David Wright of CMS
David Wright/CMS

NASHVILLE, TN — Providers renewed their concerns about staffing constraints, workforce retention and the survey process during a rare live forum with a top Centers for Medicare & Medicaid Services leader Tuesday.

David Wright, director of the Quality Safety & Oversight Group at CMS, fielded provider questions on a range of topics during the second full day of the 73rd annual American Health Care Association/National Center for Assisted Living convention. The session was billed as both a way for CMS to gather feedback and to help providers prepare for a wave of new regulation.

“It’s important for us to hear directly from nursing homes as we transition out of the pandemic and refocus on some of the things that we were focused on before the pandemic,” Wright told McKnight’s Long-Term Care News after the session.

He said questions about the ongoing temporary nurse aide waiver process dominated much of the conversation, and he encouraged providers to work with their states if they continue to struggle with certification delays. 

After the members-only session, attendees told McKnight’s that key topics of discussion included a proposed staffing minimum currently being studied by the agency, improved data sharing and transparency efforts, and the lack of clinical representation among surveyors.

Wright “emphasized that CMS values transparency, data sharing and improved communication with providers as a pathway toward improved survey compliance,” said Yvonne Choong, director of government affairs with the California Association of Health Facilities. “Session participants had the opportunity to ask questions and brought forth concerns about constraints that they face, including workforce retention and recruitment challenges and the lack of state surveyors with clinical training.”
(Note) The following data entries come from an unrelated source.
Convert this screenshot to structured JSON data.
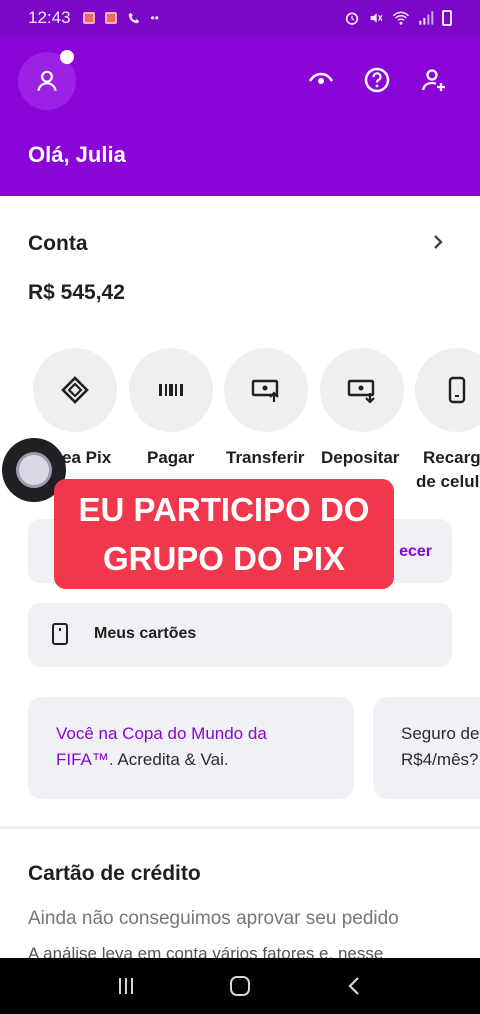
{
  "status_bar": {
    "time": "12:43",
    "left_icons": [
      "sim-icon",
      "sim-icon",
      "phone-icon",
      "more-dots-icon"
    ],
    "right_icons": [
      "alarm-icon",
      "mute-icon",
      "wifi-icon",
      "signal-icon",
      "battery-icon"
    ]
  },
  "header": {
    "greeting": "Olá, Julia",
    "background_color": "#8a05d8",
    "icons": [
      "eye-icon",
      "help-icon",
      "add-user-icon"
    ]
  },
  "account": {
    "title": "Conta",
    "balance": "R$ 545,42"
  },
  "actions": [
    {
      "label": "Área Pix",
      "icon": "pix-icon"
    },
    {
      "label": "Pagar",
      "icon": "barcode-icon"
    },
    {
      "label": "Transferir",
      "icon": "transfer-icon"
    },
    {
      "label": "Depositar",
      "icon": "deposit-icon"
    },
    {
      "label": "Recarga de celular",
      "icon": "phone-icon"
    }
  ],
  "action_labels_visible": {
    "pix": "ea Pix",
    "recarga_line1": "Recarg",
    "recarga_line2": "de celul"
  },
  "promo_card_link": "ecer",
  "my_cards": {
    "label": "Meus cartões"
  },
  "overlay": {
    "line1": "EU PARTICIPO DO",
    "line2": "GRUPO DO PIX",
    "color": "#f0374c"
  },
  "promos": [
    {
      "highlight": "Você na Copa do Mundo da FIFA™.",
      "text": " Acredita & Vai.",
      "highlight_a": "Você na Copa do Mundo da",
      "highlight_b": "FIFA™.",
      "text_b": " Acredita & Vai."
    },
    {
      "line1": "Seguro de",
      "line2": "R$4/mês?"
    }
  ],
  "credit_card": {
    "title": "Cartão de crédito",
    "subtitle": "Ainda não conseguimos aprovar seu pedido",
    "detail": "A análise leva em conta vários fatores e, nesse"
  }
}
Multiple sources said the session was congenial but at times frank. The audience broke out in laughter several times.

“It was definitely respectful both ways,” said Chris Puri, an attorney with Bradley Arant Boult Cumming LLP in Nashville and former counsel to the Tennessee Health Care Association.

“Regarding the upcoming staffing mandate rule, several providers in the audience asked fair but direct questions about whether CMS was going to consider the reality that SNFs may not be able to recruit and hire sufficient employees to meet whatever mandate CMS comes up with,” Puri reported, noting that Wright said CMS would consider such comments when they are filed in response to a proposed staffing rule.

While Puri said Wright told providers CMS was well aware of the nursing shortage — mentioning the agency’s own struggles to hire — he acknowledged that CMS had been given a directive to pursue the staffing rule.

Staffing at crux of CMS concerns

Wright encouraged providers to remain part of the conversation as multiple new skilled nursing rules kick in, starting later this month with new surveyor guidance for the Rules of Participation.

“The session was informative and we appreciate CMS publicly stating their commitment to transparency, data sharing, and seeking to incorporate feedback from LTC providers in policy development, and taking actions toward these goals,” Choong said.

She added that the staffing minimum was a major concern of providers given significant challenges and providers’ inability to improve compliance if they have no workers to hire, there was little discussion of how the rule itself might be shaping up.

Some owners and operators this week have discussed their ideas on what would be needed to make a minimum achievable. Nate Schema, president and CEO of The Evangelical Lutheran Good Samaritan Society, told McKnight’s he supports inclusion of a waiver in the rule for facilities that can prove severe hiring hardships.

“Our biggest concern is that we’ll get something that’s one-size-fits-all,” he said, noting his organization has about 2,000 openings systemwide. “We can’t find people today, so the thought of layering on a 4.1 [nursing hours per patient per day standard] could have a devastating consequence on a rural community. … I just don’t see it as sustainable.”

Others continue to advocate for an approach that incorporates non-nursing staff, such as therapists and activity directors into any calculations.

There was no discussion during Wright’s session about specific staffing level targets or which staff might be counted in the rule, Choong noted.